Hynes, a captain with Ladder 13, Engine 22 of the New York City Fire Department, was one of 343 members of the FDNY to die in the World Trade Center. After a decade of silence, his daughter said she decided to speak so as to better preserve his memory.

“I was only 12 years old when my dad died, but I will never forget the type of person he was and what he meant to me,” she said, noting that he was also a lawyer and an owner of the Harbor Lights Pub in Rockaway, Queens.

“Even though he was busy, he always had time for me and my sisters. He was always there to cheer us on at our soccer games, treat us to ice cream, take the family to Disney World and help me with my math homework,” she said. “My dad was the type of person who truly lived his life for others.”

Eight men in her father’s fire company died that day, and Hynes said it was important to note that the bravery and selflessness they displayed were not unusual. That knowledge—and the love and compassion shown to her by everyone from fellow community members to total strangers—has helpedtremendously, she said.

“Through the people I have met, I have come to know the bond of human love,” she said.

The Rev. John P. McDonagh speaks during the candlelight ceremony on the Lincoln Center campus.

Photo by Bruce Gilbert

“You will never hear me say I am glad 9/11 happened. I would give anything to see my dad again. But for all the pain and all the tears, I can appreciate the good things that came from that day. Over the past 10 years, I have met people who I may have never known otherwise—people of every color, creed, age, nationality and walk of life. Stories of their generosity and compassion are far too numerous to tell.”

At a reception afterward, Joseph Pellicone, a senior in Fordham College at Lincoln Center from Monmouth County, N.J., reminisced about the day. Although no one from his family was killed, a classmate’s father was on United Airlines Flight 93, which crashed into a field near Shanksville, Pa.

“I just remember confusion,” said Pellicone, who was in fifth grade at the time. “We saw some kids going home and not knowing the cause of it, and at the end of the day, we found out about the Trade Center going down.

“My uncle worked right near there, and I remember him telling us how he ran from the towers. My uncle has always had problems with his legs, and the fact that he was able to keep running and make it out okay is a miracle.”

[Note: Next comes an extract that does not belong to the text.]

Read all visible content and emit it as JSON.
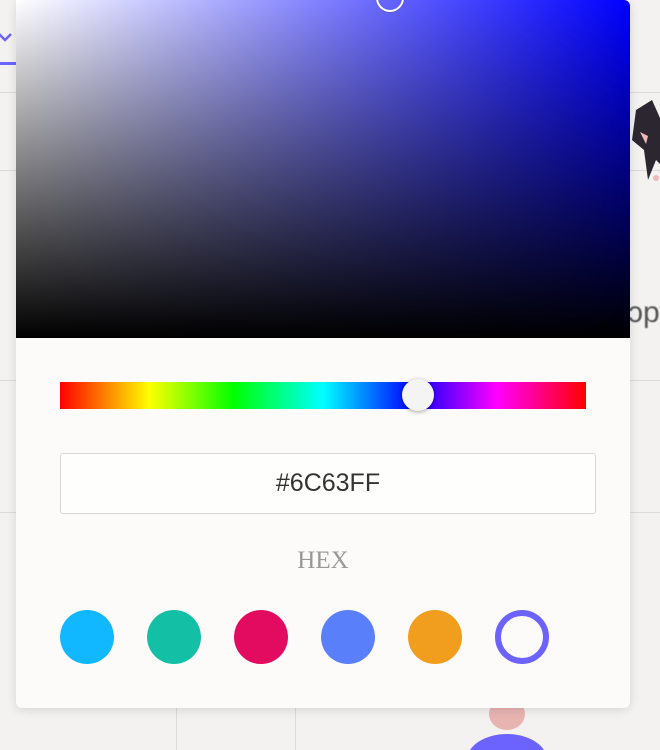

Chantal Freeman, a junior from Chicago who sang in the choir at the Mass, said she needed to spend the day coming together and sharing with other people.

“It’s a time when we have to take a step back and realize how we were in the world, and how consumed we were with ourselves,” she said. “But it also brought us together—made us a stronger nation in terms of loving our country.”

Senior Staff Writer Janet Sassi contributed to this report.